INTERVIEW : Philippe Meirieu.Meirieu s’en va-t-en guerre contre l’échec scolaire !
Nadjib SELLALI : Phillipe Mérieu, c’est quoi l’échec scolaire ?
Phillipe Meirieu : C’est très difficile de définir ce qu’est l’échec scolaire sauf si on le définit en termes d’adaptation aux normes scolaires. L’école impose des normes, donne des certifications et on peut considérer que : Est en échec scolaire celui qui ne réussit pas à rentrer dans ces normes et à obtenir ces certifications. Si l’on creuse un peu plus les choses,n on peut dire que l’échec scolaire c’est la difficulté pour quelqu’un de s’approprier les savoirs scolaires. Mais plus profondément, il faudrait parler d’échec d’apprentissage parce que c’est ça qui est le plus grave.
N.S : Justement quels sont les vecteurs majeurs qui conduisent à l’échec scolaire ?

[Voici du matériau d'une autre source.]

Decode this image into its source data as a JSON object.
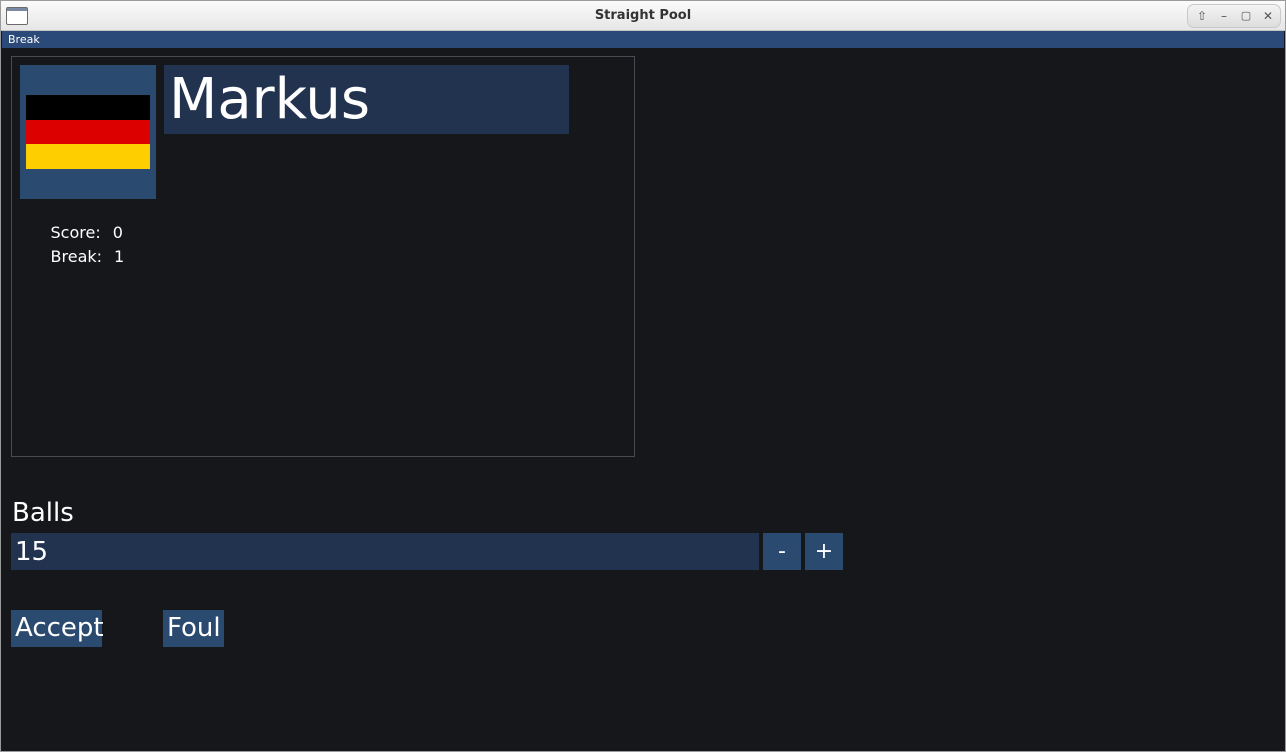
{
  "window": {
    "title": "Straight Pool"
  },
  "menubar": {
    "items": [
      {
        "label": "Break"
      }
    ]
  },
  "player": {
    "name": "Markus",
    "flag_country": "Germany",
    "flag_colors": [
      "#000000",
      "#dd0000",
      "#ffce00"
    ],
    "score_label": "Score:",
    "score_value": "0",
    "break_label": "Break:",
    "break_value": "1"
  },
  "balls": {
    "label": "Balls",
    "value": "15",
    "decrement_label": "-",
    "increment_label": "+"
  },
  "actions": {
    "accept_label": "Accept",
    "foul_label": "Foul"
  },
  "colors": {
    "background": "#16171b",
    "panel_accent": "#2a4a70",
    "field_background": "#223350",
    "menubar": "#2b4a79"
  }
}
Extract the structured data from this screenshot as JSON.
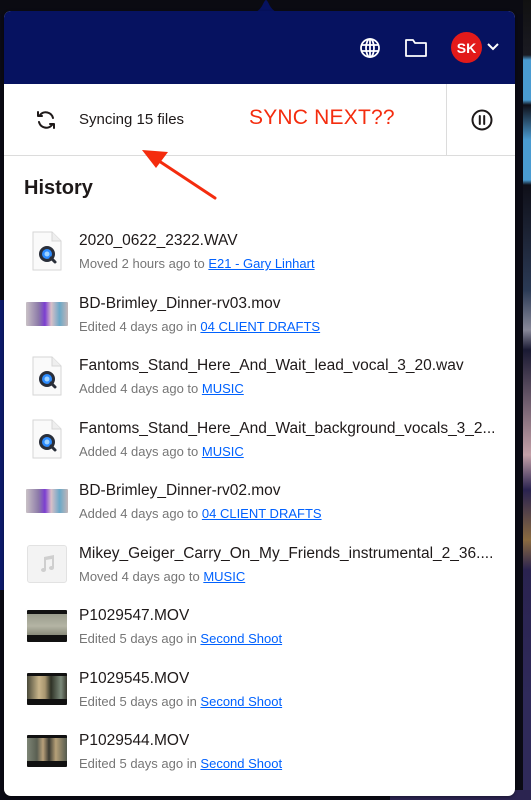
{
  "header": {
    "globe_icon": "globe-icon",
    "folder_icon": "folder-icon",
    "avatar_initials": "SK",
    "avatar_color": "#e21a1a",
    "background_color": "#061260"
  },
  "sync": {
    "status_text": "Syncing 15 files",
    "annotation": "SYNC NEXT??",
    "annotation_color": "#f42c0e",
    "pause_icon": "pause-circle-icon"
  },
  "history": {
    "title": "History",
    "items": [
      {
        "name": "2020_0622_2322.WAV",
        "action": "Moved 2 hours ago to ",
        "folder": "E21 - Gary Linhart",
        "thumb": "quicktime"
      },
      {
        "name": "BD-Brimley_Dinner-rv03.mov",
        "action": "Edited 4 days ago in ",
        "folder": "04 CLIENT DRAFTS",
        "thumb": "video-colorful"
      },
      {
        "name": "Fantoms_Stand_Here_And_Wait_lead_vocal_3_20.wav",
        "action": "Added 4 days ago to ",
        "folder": "MUSIC",
        "thumb": "quicktime"
      },
      {
        "name": "Fantoms_Stand_Here_And_Wait_background_vocals_3_2...",
        "action": "Added 4 days ago to ",
        "folder": "MUSIC",
        "thumb": "quicktime"
      },
      {
        "name": "BD-Brimley_Dinner-rv02.mov",
        "action": "Added 4 days ago to ",
        "folder": "04 CLIENT DRAFTS",
        "thumb": "video-colorful"
      },
      {
        "name": "Mikey_Geiger_Carry_On_My_Friends_instrumental_2_36....",
        "action": "Moved 4 days ago to ",
        "folder": "MUSIC",
        "thumb": "music"
      },
      {
        "name": "P1029547.MOV",
        "action": "Edited 5 days ago in ",
        "folder": "Second Shoot",
        "thumb": "video-gray"
      },
      {
        "name": "P1029545.MOV",
        "action": "Edited 5 days ago in ",
        "folder": "Second Shoot",
        "thumb": "video-dark"
      },
      {
        "name": "P1029544.MOV",
        "action": "Edited 5 days ago in ",
        "folder": "Second Shoot",
        "thumb": "video-dark2"
      }
    ]
  }
}
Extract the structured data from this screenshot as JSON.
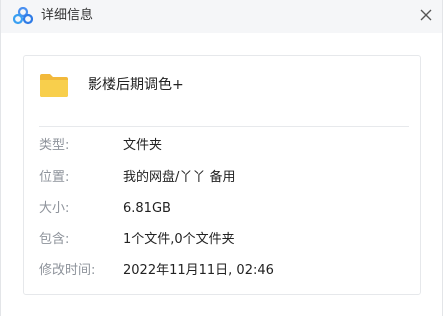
{
  "window": {
    "title": "详细信息"
  },
  "file": {
    "name": "影楼后期调色+"
  },
  "properties": [
    {
      "label": "类型:",
      "value": "文件夹"
    },
    {
      "label": "位置:",
      "value": "我的网盘/丫丫 备用"
    },
    {
      "label": "大小:",
      "value": "6.81GB"
    },
    {
      "label": "包含:",
      "value": "1个文件,0个文件夹"
    },
    {
      "label": "修改时间:",
      "value": "2022年11月11日, 02:46"
    }
  ],
  "icons": {
    "app_logo": "cloud-logo-icon",
    "close": "close-icon",
    "folder": "folder-icon"
  },
  "colors": {
    "folder_yellow": "#f8cf4c",
    "brand_blue": "#3b8cf5",
    "label_gray": "#8e939b"
  }
}
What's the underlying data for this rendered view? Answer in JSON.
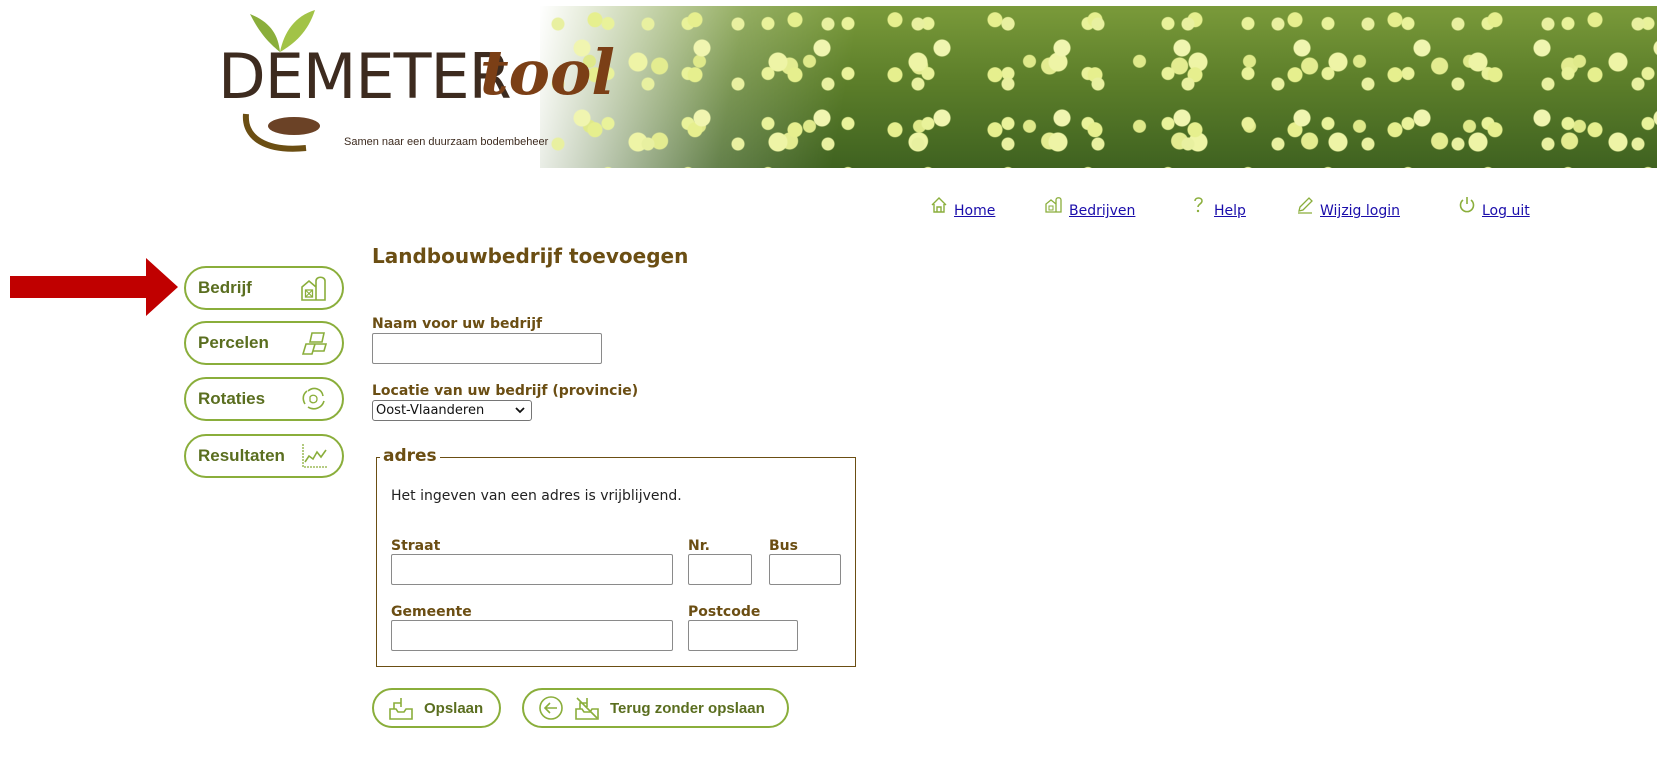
{
  "header": {
    "logo_main": "DEMETER",
    "logo_accent": "tool",
    "tagline": "Samen naar een duurzaam bodembeheer"
  },
  "topnav": [
    {
      "label": "Home",
      "icon": "house-icon"
    },
    {
      "label": "Bedrijven",
      "icon": "farm-icon"
    },
    {
      "label": "Help",
      "icon": "question-icon"
    },
    {
      "label": "Wijzig login",
      "icon": "pencil-icon"
    },
    {
      "label": "Log uit",
      "icon": "power-icon"
    }
  ],
  "sidebar": [
    {
      "label": "Bedrijf",
      "icon": "farm-icon"
    },
    {
      "label": "Percelen",
      "icon": "parcels-icon"
    },
    {
      "label": "Rotaties",
      "icon": "rotation-icon"
    },
    {
      "label": "Resultaten",
      "icon": "chart-icon"
    }
  ],
  "form": {
    "title": "Landbouwbedrijf toevoegen",
    "name_label": "Naam voor uw bedrijf",
    "name_value": "",
    "province_label": "Locatie van uw bedrijf (provincie)",
    "province_value": "Oost-Vlaanderen",
    "address": {
      "legend": "adres",
      "info": "Het ingeven van een adres is vrijblijvend.",
      "street_label": "Straat",
      "nr_label": "Nr.",
      "bus_label": "Bus",
      "municipality_label": "Gemeente",
      "postcode_label": "Postcode"
    }
  },
  "buttons": {
    "save": "Opslaan",
    "back": "Terug zonder opslaan"
  },
  "colors": {
    "accent_green": "#8aae3b",
    "label_brown": "#6b4e13",
    "arrow_red": "#c00000",
    "link_blue": "#1a0dab"
  }
}
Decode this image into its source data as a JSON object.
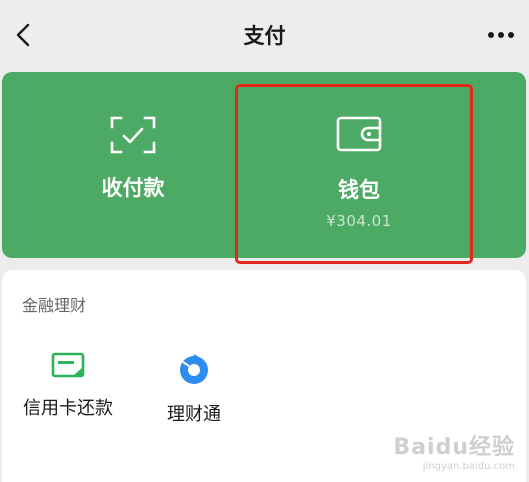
{
  "header": {
    "title": "支付",
    "back_icon": "chevron-left-icon",
    "more_icon": "more-dots-icon"
  },
  "top_card": {
    "color": "#4caa64",
    "receive_pay": {
      "label": "收付款",
      "icon": "scan-check-icon"
    },
    "wallet": {
      "label": "钱包",
      "balance": "¥304.01",
      "icon": "wallet-icon"
    },
    "highlight_color": "#e0281f"
  },
  "finance": {
    "title": "金融理财",
    "items": [
      {
        "label": "信用卡还款",
        "icon": "credit-card-repay-icon",
        "color": "#2fb35a"
      },
      {
        "label": "理财通",
        "icon": "licaitong-icon",
        "color": "#2c8cf0"
      }
    ]
  },
  "watermark": {
    "logo": "Baidu经验",
    "url": "jingyan.baidu.com"
  }
}
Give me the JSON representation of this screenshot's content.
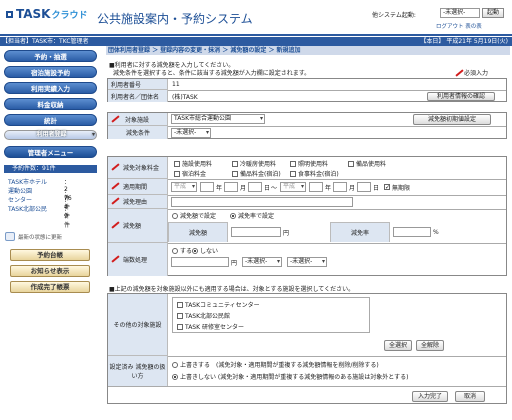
{
  "header": {
    "logo": "TASK",
    "logo_suffix": "クラウド",
    "system_title": "公共施設案内・予約システム",
    "system_start_label": "他システム起動:",
    "system_select": "-未選択-",
    "start_button": "起動",
    "links": "ログアウト 表の表"
  },
  "bar": {
    "left": "【担当者】TASK市：TKC管理者",
    "right": "【本日】 平成21年 5月19日(火)"
  },
  "sidebar": {
    "items": [
      {
        "label": "予約・抽選"
      },
      {
        "label": "宿泊施設予約"
      },
      {
        "label": "利用実績入力"
      },
      {
        "label": "料金収納"
      },
      {
        "label": "統計"
      },
      {
        "label": "利用者登録"
      },
      {
        "label": "管理者メニュー"
      }
    ],
    "reservation_header": "予約件数：91件",
    "reservation_rows": [
      {
        "name": "TASK市ホテル",
        "count": "：2件"
      },
      {
        "name": "運動公園",
        "count": "：76件"
      },
      {
        "name": "センター",
        "count": "：4件"
      },
      {
        "name": "TASK北部公民",
        "count": "：9件"
      }
    ],
    "refresh_label": "最新の状態に更新",
    "bottom_buttons": [
      {
        "label": "予約台帳"
      },
      {
        "label": "お知らせ表示"
      },
      {
        "label": "作成完了帳票"
      }
    ]
  },
  "breadcrumb": "団体利用者登録 ＞ 登録内容の変更・抹消 ＞ 減免額の設定 ＞ 新規追加",
  "notes": {
    "line1": "■利用者に対する減免額を入力してください。",
    "line2": "減免条件を選択すると、条件に該当する減免額が入力欄に設定されます。",
    "required": "必須入力",
    "section2": "■上記の減免額を対象施設以外にも適用する場合は、対象とする施設を選択してください。"
  },
  "user": {
    "number_label": "利用者番号",
    "number_value": "11",
    "name_label": "利用者名／団体名",
    "name_value": "(株)TASK",
    "info_button": "利用者情報の確認"
  },
  "target": {
    "facility_label": "対象施設",
    "facility_value": "TASK市総合運動公園",
    "init_button": "減免額初期値設定",
    "condition_label": "減免条件",
    "condition_value": "-未選択-"
  },
  "fees": {
    "label": "減免対象料金",
    "items": [
      {
        "label": "施設使用料",
        "checked": false
      },
      {
        "label": "冷暖房使用料",
        "checked": false
      },
      {
        "label": "照明使用料",
        "checked": false
      },
      {
        "label": "備品使用料",
        "checked": false
      },
      {
        "label": "宿泊料金",
        "checked": false
      },
      {
        "label": "備品料金(宿泊)",
        "checked": false
      },
      {
        "label": "食事料金(宿泊)",
        "checked": false
      }
    ]
  },
  "period": {
    "label": "適用期間",
    "era_from": "平成",
    "year": "年",
    "month": "月",
    "day": "日",
    "tilde": "～",
    "era_to": "平成",
    "unlimited": "無期限",
    "unlimited_checked": true
  },
  "reason": {
    "label": "減免理由",
    "value": ""
  },
  "amount": {
    "label": "減免額",
    "radio_amount": "減免額で設定",
    "radio_rate": "減免率で設定",
    "selected": "rate",
    "amount_label": "減免額",
    "amount_unit": "円",
    "rate_label": "減免率",
    "rate_unit": "%"
  },
  "rounding": {
    "label": "端数処理",
    "yes": "する",
    "no": "しない",
    "selected": "no",
    "unit": "円",
    "select1": "-未選択-",
    "select2": "-未選択-"
  },
  "other": {
    "label": "その他の対象施設",
    "facilities": [
      {
        "label": "TASKコミュニティセンター"
      },
      {
        "label": "TASK北部公民館"
      },
      {
        "label": "TASK 研修室センター"
      }
    ],
    "select_all": "全選択",
    "clear_all": "全解除"
  },
  "existing": {
    "label": "設定済み 減免額の扱い方",
    "option1": "上書きする　(減免対象・適用期間が重複する減免額情報を削除/削除する)",
    "option2": "上書きしない (減免対象・適用期間が重複する減免額情報のある施設は対象外とする)",
    "selected": "no"
  },
  "footer": {
    "complete": "入力完了",
    "cancel": "取消"
  },
  "colors": {
    "accent": "#2c5aa0",
    "required": "#d21d1d"
  }
}
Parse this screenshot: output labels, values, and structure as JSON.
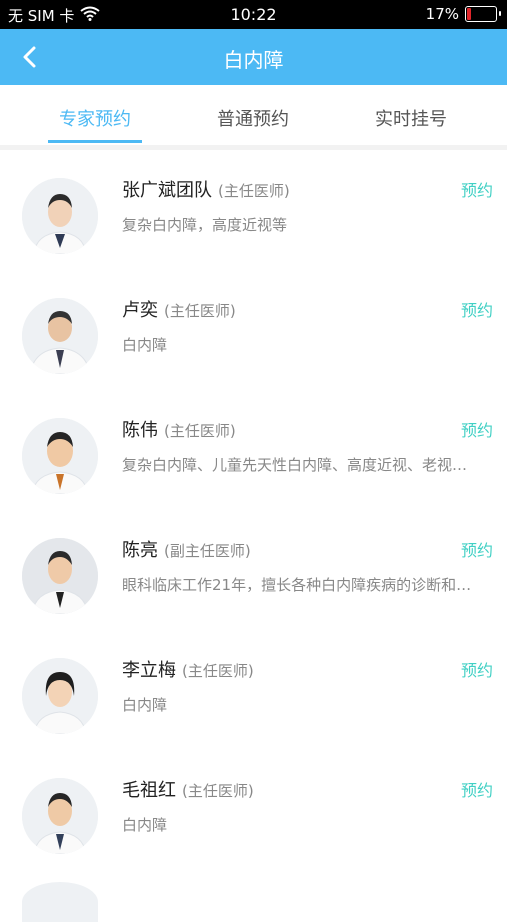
{
  "status_bar": {
    "carrier": "无 SIM 卡",
    "time": "10:22",
    "battery_percent": "17%"
  },
  "nav": {
    "title": "白内障"
  },
  "tabs": [
    {
      "label": "专家预约",
      "active": true
    },
    {
      "label": "普通预约",
      "active": false
    },
    {
      "label": "实时挂号",
      "active": false
    }
  ],
  "book_label": "预约",
  "doctors": [
    {
      "name": "张广斌团队",
      "title": "(主任医师)",
      "desc": "复杂白内障，高度近视等"
    },
    {
      "name": "卢奕",
      "title": "(主任医师)",
      "desc": "白内障"
    },
    {
      "name": "陈伟",
      "title": "(主任医师)",
      "desc": "复杂白内障、儿童先天性白内障、高度近视、老视…"
    },
    {
      "name": "陈亮",
      "title": "(副主任医师)",
      "desc": "眼科临床工作21年，擅长各种白内障疾病的诊断和…"
    },
    {
      "name": "李立梅",
      "title": "(主任医师)",
      "desc": "白内障"
    },
    {
      "name": "毛祖红",
      "title": "(主任医师)",
      "desc": "白内障"
    }
  ],
  "colors": {
    "primary": "#4cb9f4",
    "book": "#41d0c4"
  }
}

P.M : Ce que nous savons depuis très longtemps, c’est que l’échec scolaire et relié très fortement à l’origine sociale de l’enfant et malheureusement ça ne passe pas avec le temps. On voit bien que l’échec scolaire s’accroît et particulièrement dans les milieux populaires défavorisés. Ca tient à des raisons matérielles qui relèvent des conditions de vie. Mais il faut rajouter que l’origine sociale n’est pas absolument déterminante. Parce que si elle l’était, ça voudrait dire qu’il n’y aurait aucun élève des milieux défavorisés qui réussissent, ce qui n’est pas le cas, et ça voudrait dire aussi que tous les élèves des milieux favorisés réussissent et ce n’est pas vrai non plus. Donc il y a deux autres facteurs absolument déterminants : le facteur personnel et le facteur pédagogique
N.S : Après avoir parlé des élèves, intéressons nous aux parents et à l’aide à la parentalité.…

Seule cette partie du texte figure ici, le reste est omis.